After finishing Exit 8 I wanted more of that “spot the anomaly” goodness, so I stumbled into The Cabin Factory. And honestly? The game started by making me laugh: the old lady in the elevator mirror. So I’m an old lady inspecting cabins for anomalies. Sure. Weird premise, but I’m in.

The Game Teaches You Wrong On Purpose (And I Fell For It)

First cabin: I open the porch door and immediately get that vibe shift. My brain goes: “DANGER!” I sprint back and slam the danger button. Wrong. No danger. Okay…

Second cabin: same porch atmosphere change. I’m like, alright, that’s just the game’s “hello” handshake. I go inside, look around, nothing but creepy mood lighting and a perfectly normal cabin. I press CLEAR. Great. I’m learning the rules.

Then the “Rules” Start Gaslighting You

Next cabin: I hear footsteps and see a little cabin model. It’s got a kinda second floor—cool detail. Then I see a blue thing moving around in the model. That’s… movement. That’s suspicious. I do what any sane old-lady-inspector does: I panic and hit DANGER.

Wrong.

At this point I’m confused, so I reread the rules like I’m studying for an exam I didn’t sign up for. “Only if I see movement?” Okay. But also: the blue thing moved. So we’re going to bookmark that whole “movement” definition for later, because apparently movement is movement unless it isn’t.

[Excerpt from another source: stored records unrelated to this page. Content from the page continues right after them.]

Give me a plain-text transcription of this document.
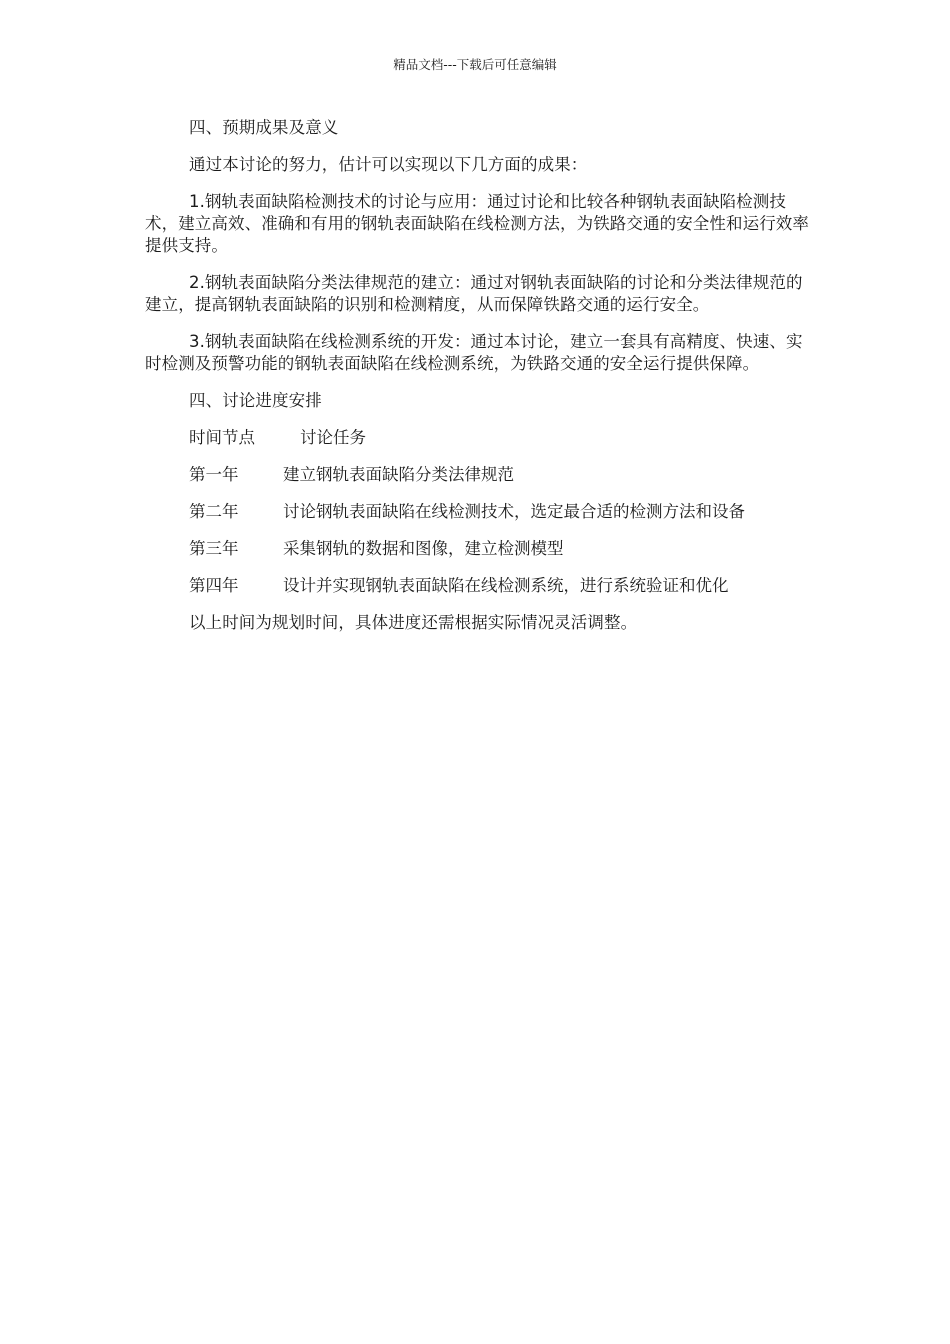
精品文档---下载后可任意编辑

四、预期成果及意义

通过本讨论的努力，估计可以实现以下几方面的成果：

1.钢轨表面缺陷检测技术的讨论与应用：通过讨论和比较各种钢轨表面缺陷检测技术，建立高效、准确和有用的钢轨表面缺陷在线检测方法，为铁路交通的安全性和运行效率提供支持。

2.钢轨表面缺陷分类法律规范的建立：通过对钢轨表面缺陷的讨论和分类法律规范的建立，提高钢轨表面缺陷的识别和检测精度，从而保障铁路交通的运行安全。

3.钢轨表面缺陷在线检测系统的开发：通过本讨论，建立一套具有高精度、快速、实时检测及预警功能的钢轨表面缺陷在线检测系统，为铁路交通的安全运行提供保障。

四、讨论进度安排

时间节点	讨论任务
第一年	建立钢轨表面缺陷分类法律规范
第二年	讨论钢轨表面缺陷在线检测技术，选定最合适的检测方法和设备
第三年	采集钢轨的数据和图像，建立检测模型
第四年	设计并实现钢轨表面缺陷在线检测系统，进行系统验证和优化

以上时间为规划时间，具体进度还需根据实际情况灵活调整。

Accidental Basement Incident (Not Spoiling, But WOW)

A couple cabins later I wander around and—by accident—enter the basement. Except… there’s no basement. But I’m in the basement.

I won’t spoil it, but: things got tense. Like, “oh, this game isn’t just a cute Exit 8 cousin” tense. And then I respawn in the elevator like nothing happened, as if the game didn’t just punch my nervous system in the throat.

The Moment It Won

A few cabins later, I open the door and I see movement outside the window. I do the adult thing: I ask my girlfriend, “Would you count that as movement?” (because I clearly needed a second opinion to validate my fear).

I check the right side of the cabin—nothing. So I’m thinking, okay, the weird stuff happens inside. I run for the panel to press DANGER and… they’re gone.

I turn around.

A guy is right in my face making a creepy noise.

I screamed. Like, actually screamed. First time ever in a game. Not a polite “oh!” Not a “haha got me.” A full-on primal sound. I was immediately done. Spirit left my body. Controller still in my hands, soul already halfway to the elevator mirror.

Conclusion

The Cabin Factory is simple, clever, and genuinely creepy. It lures you in with a goofy setup, teaches you patterns, then starts rewriting them while you’re still feeling confident. The tension ramps up in the best way, and the scares are… effective. Too effective.

I love it.

I will never touch it again.

It’s uninstalled, and it will remain a permanent mark on my gaming history: the day a little cabin inspection game proved I can still get truly scared.

Final Verdict: 10/10 – Fantastic horror. Permanently retired from my library for my own safety.